Emily Wardill Bergen Kunsthall

March 29, 2017

Throughout Bergen Kunsthall, sounds provide a sensory glossary to Emily Wardill’s “Matt Black and Rat,” her first exhibition in a public Norwegian institution. The show travels to Lisbon’s Museu Calouste Gulbenkian in June, which is also the setting for the film work I gave my love a cherry that had no stone (2016).

Projected aslant and viewable from both sides, the audio that emerges from the walls seems to interrupt this film of a male dancer in a deserted building. Surreal and futuristic surroundings, temporally ambiguous, parody his gestures. Several works are inspired by Dorothea Tanning’s 1952 painting Some Roses and their Phantoms, which depicts a tablecloth and roses that resemble crumpled origami. The Palace (2014) comprises a voice-over on monochromacy — a condition whereby individuals see the world entirely in black, white and gray — as the camera oscillates over facades-cum-grainy reliefs. White, cast-resin button-down shirts yearn to escape the wall, seeking depth.

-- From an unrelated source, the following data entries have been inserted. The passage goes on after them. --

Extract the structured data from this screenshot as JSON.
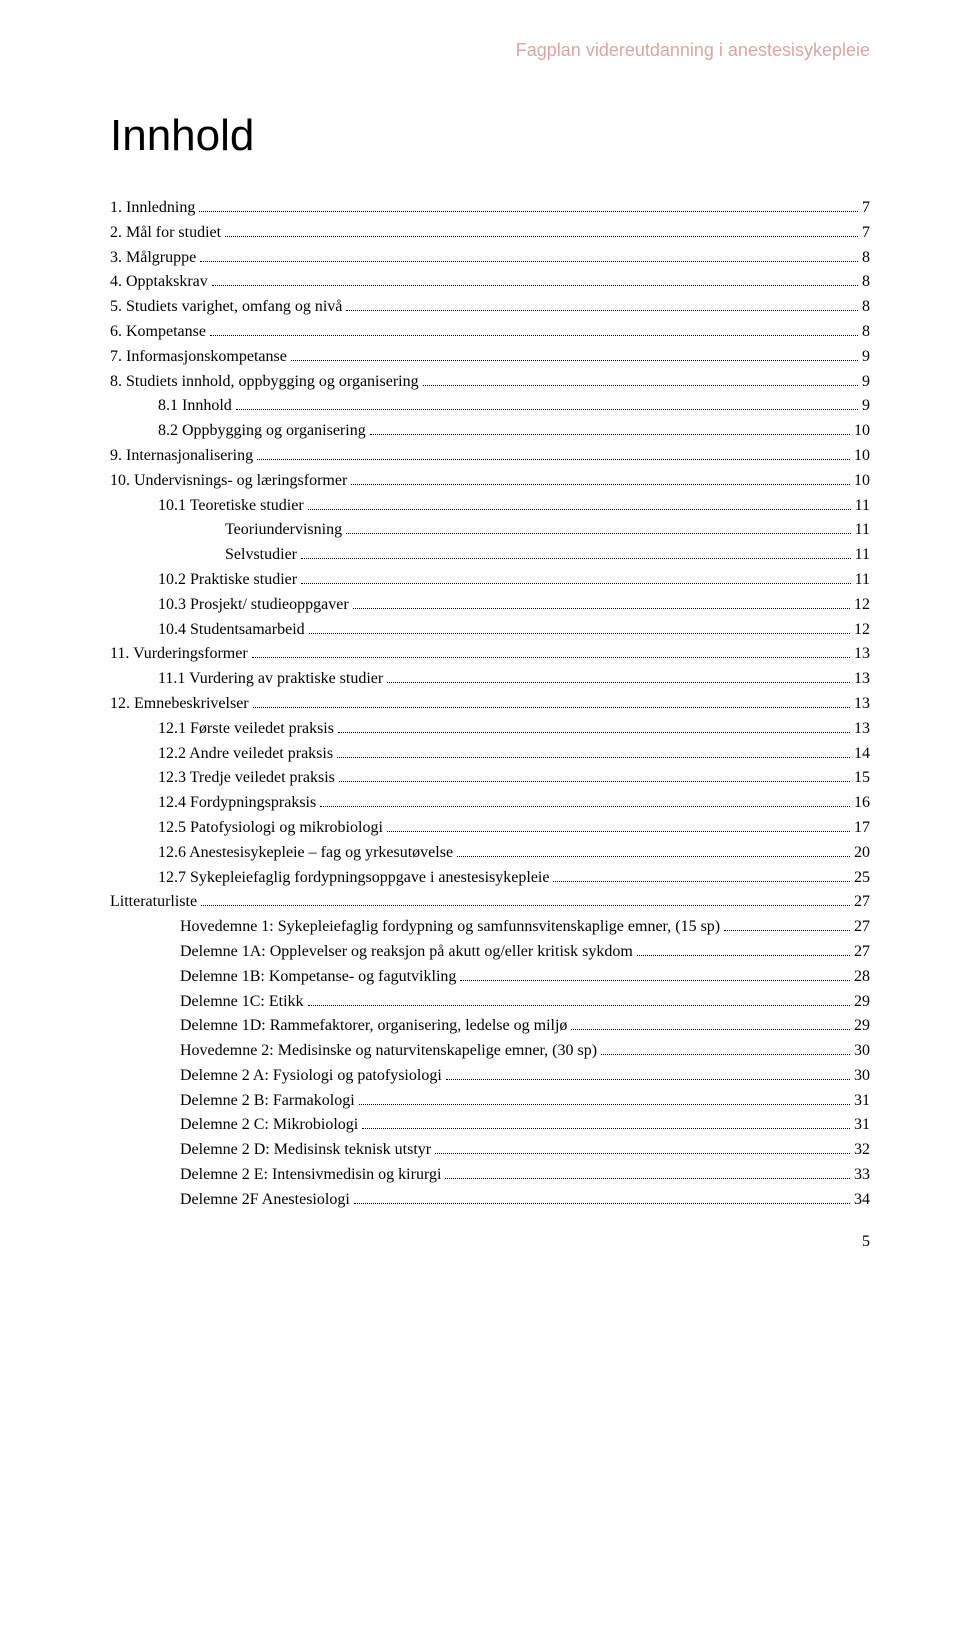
{
  "header": "Fagplan videreutdanning i anestesisykepleie",
  "title": "Innhold",
  "pageNumber": "5",
  "toc": [
    {
      "indent": 0,
      "label": "1.   Innledning",
      "page": "7"
    },
    {
      "indent": 0,
      "label": "2.   Mål for studiet",
      "page": "7"
    },
    {
      "indent": 0,
      "label": "3.   Målgruppe",
      "page": "8"
    },
    {
      "indent": 0,
      "label": "4.   Opptakskrav",
      "page": "8"
    },
    {
      "indent": 0,
      "label": "5.   Studiets varighet, omfang og nivå",
      "page": "8"
    },
    {
      "indent": 0,
      "label": "6.   Kompetanse",
      "page": "8"
    },
    {
      "indent": 0,
      "label": "7.   Informasjonskompetanse",
      "page": "9"
    },
    {
      "indent": 0,
      "label": "8.   Studiets innhold, oppbygging og organisering",
      "page": "9"
    },
    {
      "indent": 1,
      "label": "8.1   Innhold",
      "page": "9"
    },
    {
      "indent": 1,
      "label": "8.2   Oppbygging og organisering",
      "page": "10"
    },
    {
      "indent": 0,
      "label": "9.   Internasjonalisering",
      "page": "10"
    },
    {
      "indent": 0,
      "label": "10.  Undervisnings- og læringsformer",
      "page": "10"
    },
    {
      "indent": 1,
      "label": "10.1  Teoretiske studier",
      "page": "11"
    },
    {
      "indent": 2,
      "label": "Teoriundervisning",
      "page": "11"
    },
    {
      "indent": 2,
      "label": "Selvstudier",
      "page": "11"
    },
    {
      "indent": 1,
      "label": "10.2  Praktiske studier",
      "page": "11"
    },
    {
      "indent": 1,
      "label": "10.3  Prosjekt/ studieoppgaver",
      "page": "12"
    },
    {
      "indent": 1,
      "label": "10.4  Studentsamarbeid",
      "page": "12"
    },
    {
      "indent": 0,
      "label": "11.  Vurderingsformer",
      "page": "13"
    },
    {
      "indent": 1,
      "label": "11.1  Vurdering av praktiske studier",
      "page": "13"
    },
    {
      "indent": 0,
      "label": "12.  Emnebeskrivelser",
      "page": "13"
    },
    {
      "indent": 1,
      "label": "12.1  Første veiledet praksis",
      "page": "13"
    },
    {
      "indent": 1,
      "label": "12.2  Andre veiledet praksis",
      "page": "14"
    },
    {
      "indent": 1,
      "label": "12.3  Tredje veiledet praksis",
      "page": "15"
    },
    {
      "indent": 1,
      "label": "12.4  Fordypningspraksis",
      "page": "16"
    },
    {
      "indent": 1,
      "label": "12.5  Patofysiologi og mikrobiologi",
      "page": "17"
    },
    {
      "indent": 1,
      "label": "12.6  Anestesisykepleie – fag og yrkesutøvelse",
      "page": "20"
    },
    {
      "indent": 1,
      "label": "12.7  Sykepleiefaglig fordypningsoppgave i anestesisykepleie",
      "page": "25"
    },
    {
      "indent": 0,
      "label": "Litteraturliste",
      "page": "27"
    },
    {
      "indent": 3,
      "label": "Hovedemne 1:    Sykepleiefaglig fordypning og samfunnsvitenskaplige emner, (15 sp)",
      "page": "27"
    },
    {
      "indent": 3,
      "label": "Delemne 1A:    Opplevelser og reaksjon på akutt og/eller kritisk sykdom",
      "page": "27"
    },
    {
      "indent": 3,
      "label": "Delemne 1B:    Kompetanse- og fagutvikling",
      "page": "28"
    },
    {
      "indent": 3,
      "label": "Delemne 1C:    Etikk",
      "page": "29"
    },
    {
      "indent": 3,
      "label": "Delemne 1D:    Rammefaktorer, organisering, ledelse og miljø",
      "page": "29"
    },
    {
      "indent": 3,
      "label": "Hovedemne 2:    Medisinske og naturvitenskapelige emner, (30 sp)",
      "page": "30"
    },
    {
      "indent": 3,
      "label": "Delemne 2 A:    Fysiologi og patofysiologi",
      "page": "30"
    },
    {
      "indent": 3,
      "label": "Delemne 2 B:    Farmakologi",
      "page": "31"
    },
    {
      "indent": 3,
      "label": "Delemne 2 C:    Mikrobiologi",
      "page": "31"
    },
    {
      "indent": 3,
      "label": "Delemne 2 D:    Medisinsk teknisk utstyr",
      "page": "32"
    },
    {
      "indent": 3,
      "label": "Delemne 2 E: Intensivmedisin og kirurgi",
      "page": "33"
    },
    {
      "indent": 3,
      "label": "Delemne 2F Anestesiologi",
      "page": "34"
    }
  ]
}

In their midst, the film No Trace of An Accelerator (2017) booms from a standing speaker: a trail of sonic bread crumbs that lead to the screen next door. Wardill’s ongoing research on fire, in which she algorithmically models its behavior, led her to a series of infamous, unexplained fires that took place in Moirans-en-Montagne during the mid-1990s. Shot on carefully constructed sets, the plot — developed through improvisation with the actors — involves an aunt trapped in a flame-filled room, her nephew and, played by the same actor, the disturbed arsonist and the fireman who dies trying to save her. The fire-starter pleads of his disposable medical gloves: “Please, please take them off, they’re not kind … too wet.” A fly crawls over a dimly lit nude woman who lies face down on a table. This moment incites the pyromaniac’s impulsiveness and ecstasy for smoke.

With room to wander freely through the show, Wardill nonetheless tacitly moves us where she wants. Words glide around the space, leaving impressions like circles after staring at the sun.